Yarattığın dünyadan ibaretsin, ne bir eksik ne bir fazla.

20 Mayıs 2010 Perşembe

19 Mayıs 2010

''(..)Sene 1919, 16 Mayıs güneşli bir ilkbahar günü merhum babamın alelacele eve gelerek anneme, 'Hanım, çamaşırlarımı hazırla, biz Samsun'a Mustafa Kemal Paşa'yı götüreceğiz, dönüşte de yolcu ve yük alarak İstanbul'a döneceğiz.' dediği an ki heyecanımı unutamam.
Merhum anneciğim babamın çantasını hazırladı ve 'Hacı Bey, müsade et de oğlumla beraber seni yolcu etmeye gelelim.' dedi. 
Zaten çocukluğumun çoğu günü Bandırma Gemisi'nde geçtiği için her tarafını cin gibi bilir ve bu gemiyi çok severdim. (..) Beynimde fırtınalar yaratan, hayalimde canlandırdığım bu büyük komutanı görmeden gidemezdim.
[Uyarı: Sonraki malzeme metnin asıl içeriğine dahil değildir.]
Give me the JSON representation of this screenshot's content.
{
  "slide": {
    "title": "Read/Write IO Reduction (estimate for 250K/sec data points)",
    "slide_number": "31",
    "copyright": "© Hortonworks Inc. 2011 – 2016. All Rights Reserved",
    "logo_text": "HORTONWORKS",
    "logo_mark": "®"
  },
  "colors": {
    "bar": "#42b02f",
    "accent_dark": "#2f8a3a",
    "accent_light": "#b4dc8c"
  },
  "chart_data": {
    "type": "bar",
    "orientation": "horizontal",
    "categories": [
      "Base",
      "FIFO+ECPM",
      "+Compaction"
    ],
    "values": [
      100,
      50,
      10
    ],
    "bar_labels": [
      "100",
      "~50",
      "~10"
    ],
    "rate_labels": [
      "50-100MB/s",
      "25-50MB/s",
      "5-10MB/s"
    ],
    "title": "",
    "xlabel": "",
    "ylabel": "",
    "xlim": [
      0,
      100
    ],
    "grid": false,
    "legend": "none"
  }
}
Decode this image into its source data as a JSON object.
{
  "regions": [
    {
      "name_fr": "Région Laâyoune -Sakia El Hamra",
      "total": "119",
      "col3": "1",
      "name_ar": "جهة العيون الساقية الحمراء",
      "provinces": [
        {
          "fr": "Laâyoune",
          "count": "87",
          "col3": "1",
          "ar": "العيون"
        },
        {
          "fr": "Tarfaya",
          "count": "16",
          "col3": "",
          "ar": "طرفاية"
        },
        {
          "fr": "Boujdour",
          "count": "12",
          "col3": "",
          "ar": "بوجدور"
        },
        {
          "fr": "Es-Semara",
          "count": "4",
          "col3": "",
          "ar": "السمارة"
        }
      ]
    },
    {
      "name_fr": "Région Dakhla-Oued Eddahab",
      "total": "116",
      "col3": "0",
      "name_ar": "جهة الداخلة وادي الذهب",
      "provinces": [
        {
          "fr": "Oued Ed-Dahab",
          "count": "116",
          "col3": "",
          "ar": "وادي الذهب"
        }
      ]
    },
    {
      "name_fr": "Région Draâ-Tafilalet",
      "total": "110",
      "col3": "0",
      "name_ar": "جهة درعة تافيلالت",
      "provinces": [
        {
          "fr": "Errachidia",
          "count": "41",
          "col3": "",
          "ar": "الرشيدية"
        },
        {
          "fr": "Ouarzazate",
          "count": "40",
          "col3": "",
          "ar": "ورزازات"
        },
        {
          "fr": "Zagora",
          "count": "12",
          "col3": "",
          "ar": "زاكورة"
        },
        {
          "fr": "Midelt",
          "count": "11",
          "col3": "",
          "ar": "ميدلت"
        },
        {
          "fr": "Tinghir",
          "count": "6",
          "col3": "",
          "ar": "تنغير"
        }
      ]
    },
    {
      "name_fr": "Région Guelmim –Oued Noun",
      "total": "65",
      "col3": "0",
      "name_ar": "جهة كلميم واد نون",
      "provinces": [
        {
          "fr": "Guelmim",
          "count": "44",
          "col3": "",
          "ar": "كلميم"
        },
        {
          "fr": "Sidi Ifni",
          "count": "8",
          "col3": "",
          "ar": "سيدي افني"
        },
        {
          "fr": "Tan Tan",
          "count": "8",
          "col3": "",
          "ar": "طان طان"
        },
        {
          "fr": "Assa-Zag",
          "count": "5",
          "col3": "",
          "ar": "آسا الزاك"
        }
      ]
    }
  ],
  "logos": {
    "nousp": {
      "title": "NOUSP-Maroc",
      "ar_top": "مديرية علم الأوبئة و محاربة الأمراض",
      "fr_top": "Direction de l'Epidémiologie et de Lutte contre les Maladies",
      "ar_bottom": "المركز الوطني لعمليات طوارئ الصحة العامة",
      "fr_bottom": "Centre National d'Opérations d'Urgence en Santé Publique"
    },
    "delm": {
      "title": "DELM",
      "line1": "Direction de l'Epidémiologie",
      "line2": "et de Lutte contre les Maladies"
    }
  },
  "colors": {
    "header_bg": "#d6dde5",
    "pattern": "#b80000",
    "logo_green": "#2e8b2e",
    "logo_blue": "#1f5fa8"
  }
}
Babama 'Ne olur beni Mustafa Kemal'e götür.' diye yalvardım. Babam önce bir düşündü, sonra 'Gel bakalım oğlum, bir çaresini buluruz belki' deyince sevinçten kalbim uçuyordu. Kız Kulesi açıklarında demirleyen Bandırma Vapuru'na, babamla beraber bir sandalla çıktık. (..) 


Mustafa Kemal'e ayrılan kamaraya geldik, beraberce içeri girdik, karşımda masmavi gözleriyle çakmak çakmak bakan büyük Komutan, büyük asker Mustafa Kemal oturuyordu. Bize doğru seslenerek, ''Hacı Bey, maşallah delikanlı cin gibi, bakışları akıl dolu, gel bakalım yanıma.' dedi.(..) Bana, 'Bu ülke hepimizin, ama esas siz gençlerin. Mücadeleden yılmak yok, tamam mı?'' dedi. 
(..) Şartlar o kadar aleyhteydi ki...(..)''
Atatürk'ün Yanı Başında

Mustafa Kemal'in 19 Mayıs 1919'da Samsun'a ayak basmasıyla farklı bir boyut kazanan milli mücadelede Atatürk'e verdiğimiz bir söz var: 


''Mücadeleden yılmayacağız.'' 

Nice 19 Mayıs'lara!


 19 Mayıs 1938 Gençlik ve Spor Bayramı'nda Atatürk, Yugoslav Harbiye Nazırı'nı kabul ederken.